I just revisited the “Micro Framework”- Microsoft’s bootable runtime, essentially an OS that allows managed code to run on small 32bit CPUs, even without Memory Management.  Things are happening


The Microsoft .NET Micro Framework is a bootable runtime module that brings the advantages of .NET programming to devices too resource-constrained to run other Microsoft embedded platforms. The benefits of developing with the .NET Micro Framework include the C# programming language, a managed execution environment, a substantial subset of the .NET libraries, and Visual Studio™ deployment and debugging. In this white paper we explain why the .NET Micro Framework is an ideal choice for embedded development and provide technical details of the platform’s Hardware Abstraction Layer (HAL) and Common Language Runtime (CLR).

“Micro Framework” is an interesting product, it is very low cost, like zero. And it is largely community controlled under the Apache License.  A partner network is building, and the application environment is .NET.

I have been following this for some time, and the community open source approach seems to be working.  There are new features/packages emerging, for example an F# programming language (ARGH! I am still wresting with VB and C#).

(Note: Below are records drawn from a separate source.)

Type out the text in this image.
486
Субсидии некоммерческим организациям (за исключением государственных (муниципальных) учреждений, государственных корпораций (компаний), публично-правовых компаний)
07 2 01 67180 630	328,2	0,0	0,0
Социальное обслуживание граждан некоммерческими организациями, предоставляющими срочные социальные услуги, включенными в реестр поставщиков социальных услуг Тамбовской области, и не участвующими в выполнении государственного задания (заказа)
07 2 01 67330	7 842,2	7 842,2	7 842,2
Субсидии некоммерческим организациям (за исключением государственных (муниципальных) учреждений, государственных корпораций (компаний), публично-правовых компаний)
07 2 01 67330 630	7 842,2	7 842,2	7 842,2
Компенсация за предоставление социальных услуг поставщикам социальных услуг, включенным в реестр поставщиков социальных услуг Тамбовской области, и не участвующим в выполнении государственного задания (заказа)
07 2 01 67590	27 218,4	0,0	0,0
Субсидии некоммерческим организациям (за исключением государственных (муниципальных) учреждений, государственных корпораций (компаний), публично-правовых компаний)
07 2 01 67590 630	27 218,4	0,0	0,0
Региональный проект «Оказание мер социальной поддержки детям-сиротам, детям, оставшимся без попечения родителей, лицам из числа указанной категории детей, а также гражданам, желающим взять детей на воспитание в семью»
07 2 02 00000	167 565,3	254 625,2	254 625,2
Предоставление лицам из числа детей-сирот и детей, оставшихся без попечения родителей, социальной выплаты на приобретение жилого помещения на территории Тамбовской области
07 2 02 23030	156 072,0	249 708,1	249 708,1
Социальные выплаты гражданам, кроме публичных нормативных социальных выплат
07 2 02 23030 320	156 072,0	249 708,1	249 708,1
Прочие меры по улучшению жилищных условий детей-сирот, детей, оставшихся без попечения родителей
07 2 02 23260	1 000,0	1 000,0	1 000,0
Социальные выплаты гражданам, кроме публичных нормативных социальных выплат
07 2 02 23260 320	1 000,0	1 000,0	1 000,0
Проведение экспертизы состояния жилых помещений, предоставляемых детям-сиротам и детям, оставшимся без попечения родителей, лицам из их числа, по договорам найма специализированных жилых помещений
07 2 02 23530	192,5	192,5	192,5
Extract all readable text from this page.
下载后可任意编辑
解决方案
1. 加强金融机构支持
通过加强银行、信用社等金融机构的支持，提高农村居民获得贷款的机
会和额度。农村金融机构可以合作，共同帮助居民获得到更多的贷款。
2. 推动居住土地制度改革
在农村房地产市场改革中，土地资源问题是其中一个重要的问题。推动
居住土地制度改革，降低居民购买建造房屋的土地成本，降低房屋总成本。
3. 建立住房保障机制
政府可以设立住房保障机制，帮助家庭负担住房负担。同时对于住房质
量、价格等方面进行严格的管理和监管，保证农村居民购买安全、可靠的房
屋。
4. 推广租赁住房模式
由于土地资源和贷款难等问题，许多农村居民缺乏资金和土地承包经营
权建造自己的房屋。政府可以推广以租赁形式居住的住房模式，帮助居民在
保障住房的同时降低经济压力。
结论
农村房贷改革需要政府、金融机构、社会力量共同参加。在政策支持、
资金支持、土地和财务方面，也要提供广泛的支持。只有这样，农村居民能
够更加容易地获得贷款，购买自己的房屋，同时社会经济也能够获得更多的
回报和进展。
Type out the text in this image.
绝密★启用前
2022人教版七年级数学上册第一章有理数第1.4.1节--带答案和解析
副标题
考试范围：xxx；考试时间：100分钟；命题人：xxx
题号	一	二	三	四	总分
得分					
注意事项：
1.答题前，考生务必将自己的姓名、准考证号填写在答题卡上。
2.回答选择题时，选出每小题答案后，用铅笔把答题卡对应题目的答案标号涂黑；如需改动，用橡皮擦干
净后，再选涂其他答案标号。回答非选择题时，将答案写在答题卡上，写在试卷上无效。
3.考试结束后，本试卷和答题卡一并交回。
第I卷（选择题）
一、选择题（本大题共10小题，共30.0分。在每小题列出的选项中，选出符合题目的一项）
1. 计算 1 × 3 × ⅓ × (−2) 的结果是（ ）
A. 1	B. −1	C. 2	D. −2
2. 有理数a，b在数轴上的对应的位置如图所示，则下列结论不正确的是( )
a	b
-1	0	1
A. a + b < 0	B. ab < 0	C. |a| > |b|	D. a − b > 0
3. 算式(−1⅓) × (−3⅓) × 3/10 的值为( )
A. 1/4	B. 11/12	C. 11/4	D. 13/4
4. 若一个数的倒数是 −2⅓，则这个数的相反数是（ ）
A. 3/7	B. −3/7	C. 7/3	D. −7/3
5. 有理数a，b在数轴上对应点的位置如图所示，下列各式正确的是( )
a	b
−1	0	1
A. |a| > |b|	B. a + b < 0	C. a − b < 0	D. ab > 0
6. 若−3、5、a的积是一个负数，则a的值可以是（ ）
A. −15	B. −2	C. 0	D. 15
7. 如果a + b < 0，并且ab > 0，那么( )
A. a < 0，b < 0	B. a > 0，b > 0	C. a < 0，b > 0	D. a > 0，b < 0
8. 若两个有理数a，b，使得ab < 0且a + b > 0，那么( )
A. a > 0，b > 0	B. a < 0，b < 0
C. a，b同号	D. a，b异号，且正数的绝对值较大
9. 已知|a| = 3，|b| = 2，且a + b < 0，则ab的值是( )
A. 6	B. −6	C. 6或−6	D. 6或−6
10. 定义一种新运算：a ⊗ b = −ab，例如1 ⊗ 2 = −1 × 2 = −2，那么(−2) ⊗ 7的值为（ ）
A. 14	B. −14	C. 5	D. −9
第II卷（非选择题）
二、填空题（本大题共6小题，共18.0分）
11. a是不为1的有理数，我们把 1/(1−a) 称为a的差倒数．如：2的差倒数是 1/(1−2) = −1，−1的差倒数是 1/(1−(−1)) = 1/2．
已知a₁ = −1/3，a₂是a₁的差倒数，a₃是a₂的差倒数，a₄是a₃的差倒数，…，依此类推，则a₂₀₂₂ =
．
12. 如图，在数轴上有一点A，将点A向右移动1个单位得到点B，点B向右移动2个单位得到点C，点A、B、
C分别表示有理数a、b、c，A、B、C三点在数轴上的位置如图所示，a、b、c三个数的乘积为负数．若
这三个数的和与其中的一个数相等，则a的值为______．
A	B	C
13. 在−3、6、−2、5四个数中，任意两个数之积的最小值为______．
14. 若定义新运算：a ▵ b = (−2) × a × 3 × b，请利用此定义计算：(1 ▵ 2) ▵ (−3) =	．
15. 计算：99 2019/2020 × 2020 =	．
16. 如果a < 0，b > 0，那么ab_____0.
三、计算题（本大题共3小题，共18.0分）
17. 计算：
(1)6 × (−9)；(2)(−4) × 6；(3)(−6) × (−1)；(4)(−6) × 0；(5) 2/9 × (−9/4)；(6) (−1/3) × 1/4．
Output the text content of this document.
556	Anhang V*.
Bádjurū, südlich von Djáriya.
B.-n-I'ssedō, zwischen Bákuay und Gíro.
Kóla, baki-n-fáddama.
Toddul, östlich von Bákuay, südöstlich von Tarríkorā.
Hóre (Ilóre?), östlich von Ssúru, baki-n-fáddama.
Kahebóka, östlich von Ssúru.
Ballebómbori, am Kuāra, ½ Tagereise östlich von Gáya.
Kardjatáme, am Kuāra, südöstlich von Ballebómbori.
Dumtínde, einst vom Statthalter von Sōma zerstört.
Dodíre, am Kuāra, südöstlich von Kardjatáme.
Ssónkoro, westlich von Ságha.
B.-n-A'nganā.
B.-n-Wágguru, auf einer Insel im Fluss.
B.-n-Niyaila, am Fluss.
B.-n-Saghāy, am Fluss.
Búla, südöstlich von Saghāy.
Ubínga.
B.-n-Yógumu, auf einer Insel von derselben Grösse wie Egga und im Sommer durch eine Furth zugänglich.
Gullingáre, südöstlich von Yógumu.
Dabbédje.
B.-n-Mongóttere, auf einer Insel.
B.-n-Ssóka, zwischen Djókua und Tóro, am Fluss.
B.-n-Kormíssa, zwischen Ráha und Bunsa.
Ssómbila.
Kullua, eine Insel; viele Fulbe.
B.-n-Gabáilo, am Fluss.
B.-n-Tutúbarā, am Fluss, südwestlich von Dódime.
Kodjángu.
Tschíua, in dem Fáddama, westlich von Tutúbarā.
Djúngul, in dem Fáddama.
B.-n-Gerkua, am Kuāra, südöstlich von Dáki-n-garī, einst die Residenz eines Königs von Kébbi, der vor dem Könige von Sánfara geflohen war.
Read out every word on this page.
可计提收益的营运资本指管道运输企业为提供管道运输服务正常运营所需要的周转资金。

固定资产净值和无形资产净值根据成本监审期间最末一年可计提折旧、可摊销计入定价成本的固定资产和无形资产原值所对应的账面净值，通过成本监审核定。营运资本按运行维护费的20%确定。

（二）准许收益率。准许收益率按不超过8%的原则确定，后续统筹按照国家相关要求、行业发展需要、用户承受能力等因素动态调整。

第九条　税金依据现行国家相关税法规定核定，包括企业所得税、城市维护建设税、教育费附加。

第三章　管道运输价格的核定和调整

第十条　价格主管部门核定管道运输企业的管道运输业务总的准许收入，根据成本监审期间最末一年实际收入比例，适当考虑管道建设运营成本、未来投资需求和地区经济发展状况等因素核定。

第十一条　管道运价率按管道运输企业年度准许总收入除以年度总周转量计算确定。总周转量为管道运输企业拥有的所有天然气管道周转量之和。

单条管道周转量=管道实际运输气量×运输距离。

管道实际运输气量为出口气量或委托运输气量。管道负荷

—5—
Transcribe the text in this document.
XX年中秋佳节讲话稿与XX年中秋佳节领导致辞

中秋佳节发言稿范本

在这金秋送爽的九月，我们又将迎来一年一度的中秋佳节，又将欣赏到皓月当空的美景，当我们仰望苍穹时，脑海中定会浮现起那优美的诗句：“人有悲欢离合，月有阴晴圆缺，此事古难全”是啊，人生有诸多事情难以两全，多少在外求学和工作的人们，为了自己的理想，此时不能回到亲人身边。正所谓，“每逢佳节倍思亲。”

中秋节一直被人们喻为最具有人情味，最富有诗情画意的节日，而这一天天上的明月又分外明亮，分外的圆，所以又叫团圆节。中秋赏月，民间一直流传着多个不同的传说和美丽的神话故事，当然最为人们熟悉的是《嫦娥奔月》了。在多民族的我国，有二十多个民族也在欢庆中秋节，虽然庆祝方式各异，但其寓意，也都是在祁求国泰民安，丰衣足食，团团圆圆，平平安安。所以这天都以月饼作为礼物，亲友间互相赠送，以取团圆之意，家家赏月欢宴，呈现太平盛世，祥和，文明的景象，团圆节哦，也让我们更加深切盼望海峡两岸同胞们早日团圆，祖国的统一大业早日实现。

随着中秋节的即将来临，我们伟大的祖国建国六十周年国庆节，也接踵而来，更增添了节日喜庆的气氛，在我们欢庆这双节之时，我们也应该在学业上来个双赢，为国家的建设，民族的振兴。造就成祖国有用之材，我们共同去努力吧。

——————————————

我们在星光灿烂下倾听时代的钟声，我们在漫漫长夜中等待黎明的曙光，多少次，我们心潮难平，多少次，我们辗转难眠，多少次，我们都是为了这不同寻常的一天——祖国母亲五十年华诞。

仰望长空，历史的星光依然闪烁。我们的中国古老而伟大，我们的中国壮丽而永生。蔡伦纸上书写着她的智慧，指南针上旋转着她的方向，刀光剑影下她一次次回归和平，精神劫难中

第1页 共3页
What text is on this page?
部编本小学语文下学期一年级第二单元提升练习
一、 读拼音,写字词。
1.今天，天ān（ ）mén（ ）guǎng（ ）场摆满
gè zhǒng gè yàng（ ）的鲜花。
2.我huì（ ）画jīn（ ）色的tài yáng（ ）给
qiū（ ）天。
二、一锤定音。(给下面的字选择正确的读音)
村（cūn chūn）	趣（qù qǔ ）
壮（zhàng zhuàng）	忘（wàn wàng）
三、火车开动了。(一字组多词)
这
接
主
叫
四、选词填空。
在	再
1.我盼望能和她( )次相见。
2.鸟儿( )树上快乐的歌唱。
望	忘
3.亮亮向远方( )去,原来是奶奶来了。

Anyway, what I found most interesting was a port to Tron.  Tron is a very popular Japanese open source intuitive.  It is a very real time, very compact kernel, and is, like the Micro Framework, ‘free as beer’.  One limit on MF was it was not real time.  But the merger with Tron may eliminate that problem. 

Certainly, if I were dealing with a consumer product with quantities in the millions (like a SmartGrid device, or a toy) I would seriously consider something out of this technology pool.